- Germania Location in Atlantic County Germania Location in New Jersey Germania Location in the United States
- Coordinates: 39°30′42″N 74°35′57″W﻿ / ﻿39.51167°N 74.59917°W
- Country: United States
- State: New Jersey
- County: Atlantic
- Township: Galloway

Area
- • Total: 2.63 sq mi (6.82 km^{2})
- • Land: 2.63 sq mi (6.80 km^{2})
- • Water: 0.0077 sq mi (0.02 km^{2})
- Elevation: 62 ft (19 m)

Population (2020)
- • Total: 297
- • Density: 113.2/sq mi (43.71/km^{2})
- Time zone: UTC−05:00 (Eastern (EST))
- • Summer (DST): UTC−04:00 (EDT)
- ZIP Code: 08215 (Egg Harbor City)
- Area code: 609
- FIPS code: 34-26010
- GNIS feature ID: 2804152

= Germania, New Jersey =

Populated place in Atlantic County, New Jersey, US

Germania is a census-designated place (CDP) located in Atlantic County, in the U.S. state of New Jersey. It is in the east-central part of the county, in western Galloway Township. It is bordered to the south by the unincorporated community of Cologne, and Egg Harbor City is 3 mi to the northwest. U.S. Route 30 touches the southern border of Germania, leading northwest through Egg Harbor City 15 mi to Hammonton and southeast 13 mi to Atlantic City.

As of the 2020 census, Germania had a population of 297.

Clarks Mill Stream, a northeast-flowing tributary of Nacote Creek and thence the tidal Mullica River, forms the southeastern border of the Germania CDP.

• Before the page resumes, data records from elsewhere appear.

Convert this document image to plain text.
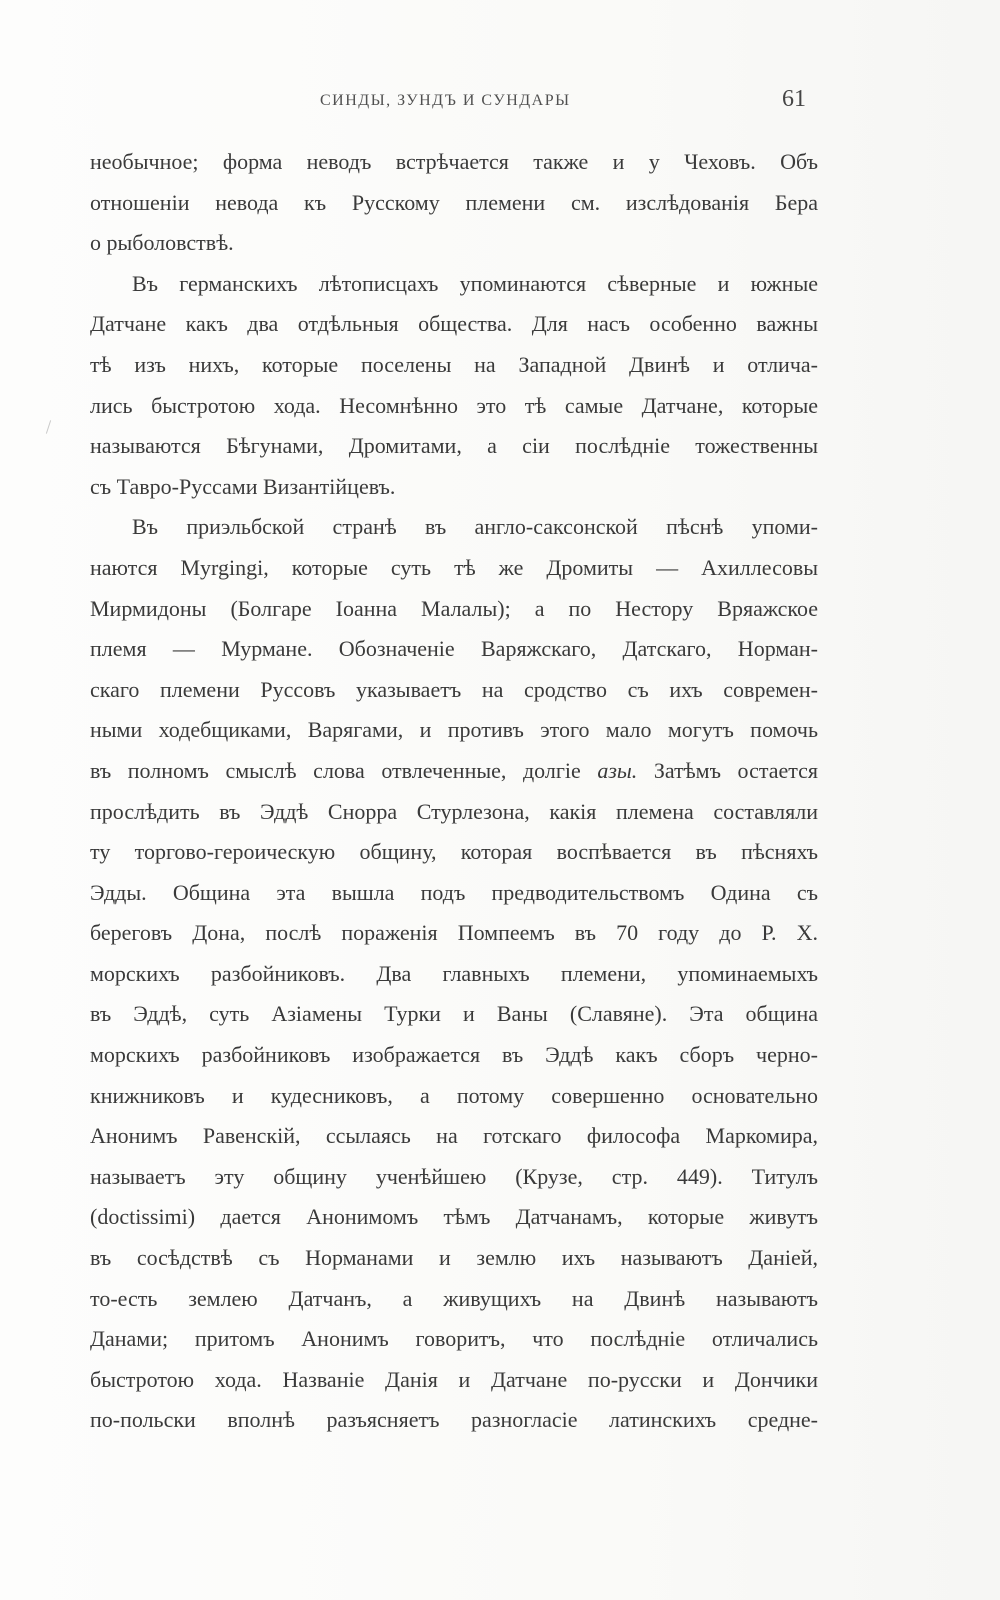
СИНДЫ, ЗУНДЪ И СУНДАРЫ	61
необычное; форма неводъ встрѣчается также и у Чеховъ. Объ
отношеніи невода къ Русскому племени см. изслѣдованія Бера
о рыболовствѣ.
Въ германскихъ лѣтописцахъ упоминаются сѣверные и южные
Датчане какъ два отдѣльныя общества. Для насъ особенно важны
тѣ изъ нихъ, которые поселены на Западной Двинѣ и отлича-
лись быстротою хода. Несомнѣнно это тѣ самые Датчане, которые
называются Бѣгунами, Дромитами, а сіи послѣдніе тожественны
съ Тавро-Руссами Византійцевъ.
Въ приэльбской странѣ въ англо-саксонской пѣснѣ упоми-
наются Myrgingi, которые суть тѣ же Дромиты — Ахиллесовы
Мирмидоны (Болгаре Іоанна Малалы); а по Нестору Вряажское
племя — Мурмане. Обозначеніе Варяжскаго, Датскаго, Норман-
скаго племени Руссовъ указываетъ на сродство съ ихъ современ-
ными ходебщиками, Варягами, и противъ этого мало могутъ помочь
въ полномъ смыслѣ слова отвлеченные, долгіе азы. Затѣмъ остается
прослѣдить въ Эддѣ Снорра Стурлезона, какія племена составляли
ту торгово-героическую общину, которая воспѣвается въ пѣсняхъ
Эдды. Община эта вышла подъ предводительствомъ Одина съ
береговъ Дона, послѣ пораженія Помпеемъ въ 70 году до Р. Х.
морскихъ разбойниковъ. Два главныхъ племени, упоминаемыхъ
въ Эддѣ, суть Азіамены Турки и Ваны (Славяне). Эта община
морскихъ разбойниковъ изображается въ Эддѣ какъ сборъ черно-
книжниковъ и кудесниковъ, а потому совершенно основательно
Анонимъ Равенскій, ссылаясь на готскаго философа Маркомира,
называетъ эту общину ученѣйшею (Крузе, стр. 449). Титулъ
(doctissimi) дается Анонимомъ тѣмъ Датчанамъ, которые живутъ
въ сосѣдствѣ съ Норманами и землю ихъ называютъ Даніей,
то-есть землею Датчанъ, а живущихъ на Двинѣ называютъ
Данами; притомъ Анонимъ говоритъ, что послѣдніе отличались
быстротою хода. Названіе Данія и Датчане по-русски и Дончики
по-польски вполнѣ разъясняетъ разногласіе латинскихъ средне-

Germania was first listed as a CDP prior to the 2020 census.
==Demographics==

Germania first appeared as a census designated place in the 2020 U.S. census.

Germania CDP, New Jersey – Racial and ethnic composition Note: the US Census treats Hispanic/Latino as an ethnic category. This table excludes Latinos from the racial categories and assigns them to a separate category. Hispanics/Latinos may be of any race.
| Race / Ethnicity (NH = Non-Hispanic) | Pop 2020 | 2020 |
|---|---|---|
| White alone (NH) | 279 | 93.94% |
| Black or African American alone (NH) | 3 | 1.01% |
| Native American or Alaska Native alone (NH) | 0 | 0.00% |
| Asian alone (NH) | 0 | 0.00% |
| Native Hawaiian or Pacific Islander alone (NH) | 0 | 0.00% |
| Other race alone (NH) | 1 | 0.34% |
| Mixed race or Multiracial (NH) | 9 | 3.03% |
| Hispanic or Latino (any race) | 5 | 1.68% |
| Total | 297 | 100.00% |

As of 2020, the area had a population of 297.

Historical population
| Census | Pop. | Note | %± |
| 2020 | 297 |  | — |
U.S. Decennial Census 2020

==Education==
The CDP is within two school districts: Galloway Township School District (elementary) and Greater Egg Harbor Regional High School District. The zoned high school for Galloway Township is Absegami High School, which is a part of the Greater Egg Harbor district.